A la mémoire de Mohamed Boussarsar, brillant doctorant et instituteur exemplaire
Plusieurs personnes que j’ai connues et que j’ai aimées ont perdu la vie dans des accidents routiers en plein centre-ville ; d’autres ont été gravement blessés. D’autres encore ont subi un choc psychologique irrémédiable. Que se passe-t-il ? Comment s’explique cette violence routière ? Je n’ai pas de réponse claire mais il m’est insupportable de voir, dans les zones urbaines, de plus en plus de jeunes et d’adultes perdre la vie à cause de la bêtise de certains conducteurs assassins qui – quelle horreur ! – s’enfuient en laissant souvent leurs victimes mourir.
Avant, on avait eu certes des accidents dans les grandes villes, mais ils n’engendraient pas tant de décès, tant de drames. Après le 14 janvier 2011, un changement radical s’est produit. Il est possible d’être renversé par une folle voiture alors qu’on attend tranquillement un bus ou un taxi. Il est également possible d’être cloué sur une chaise roulante toute sa vie parce qu’un conducteur roulait à 120 km à l’heure en ville et qu’on se trouve sur sa trajectoire en faisant de la marche joyeusement avec des amis. Ah bon Dieu, comme il est facile de mourir pour une petite course dans son quartier ! Au cours des prochaines années, avec l’augmentation effrayante du nombre des véhicules, chaque promenade en ville va-t-elle devenir « une corde qui vous tient au-dessus de l’abime et qu’on entend craquer » à chaque passage de camion et de voiture « jusqu’à ce qu’elle se casse » (Victor Hugo, “Le Dernier jour d’un condamné”) et qu’on soit tué ?

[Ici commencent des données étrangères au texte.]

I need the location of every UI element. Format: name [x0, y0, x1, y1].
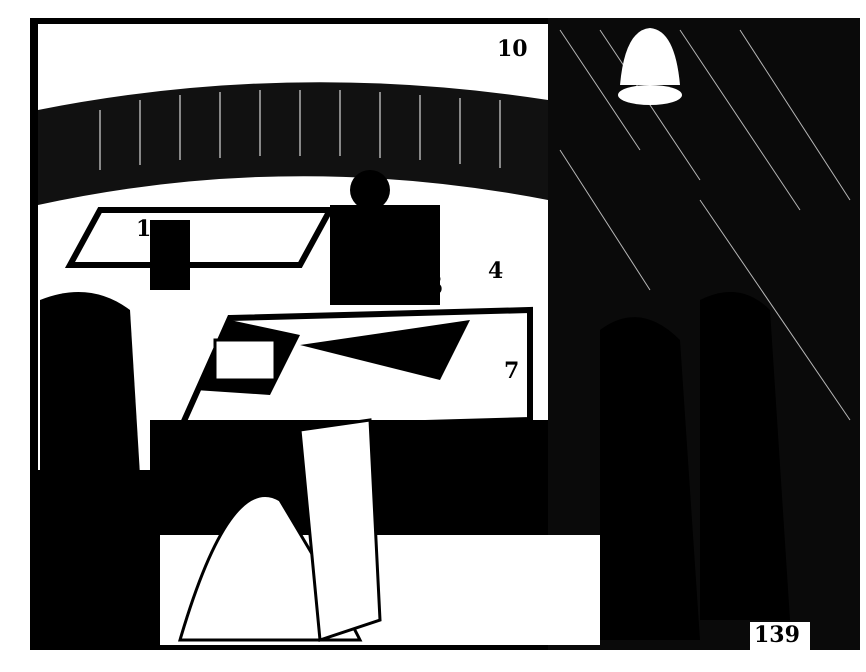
label-5: 5 — [428, 274, 443, 300]
label-4: 4 — [488, 258, 503, 284]
label-1: 1 — [136, 216, 151, 242]
page-number: 139 — [754, 622, 800, 648]
woodcut-drawing — [0, 0, 866, 672]
label-7: 7 — [504, 358, 519, 384]
label-10: 10 — [497, 36, 528, 62]
label-6: 6 — [154, 468, 169, 494]
woodcut-illustration: 10 1 4 5 7 6 139 — [0, 0, 866, 672]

Comment s’expliquent ces tragédies routières à répétition ? Est-ce l’absence totale de civisme et de moralité chez certains conducteurs ? Est-ce l’imprudence des piétons ? L’état de certains véhicules qui n’ont pas subi de contrôle technique depuis des années en toute impunité ? Le non-respect du code de la route ? L’état lamentable des routes ? L’envahissement des trottoirs par des présentoirs des magasins ainsi que par les tables et les chaises des cafés, des restaurants et des gargotes obligeant les piétons à prendre des risques ? Les travaux interminables des municipalités, de la SONEDE, de la STEG ? Les embouteillages ? Le comportement imprudent de certains taxistes ou de certains conducteurs de gros camions qui traversent les avenues et les petites ruelles en exhibant leur puissance et en menaçant les conducteurs des petites voitures ? L’absence de radars fixes et de caméras ? L’incapacité de la police de tout contrôler dans toutes villes tunisiennes ?
Quelle que soit la cause de l’accident dans les villes tunisiennes, quelle que sa forme, il faut lutter contre ce fléau, car il est une vraie menace pour nous et pour nos enfants. Les parlementaires doivent abandonner les polémiques et les querelles de souk et de Hammam pour se consacrer aux vrais problèmes des Tunisiens !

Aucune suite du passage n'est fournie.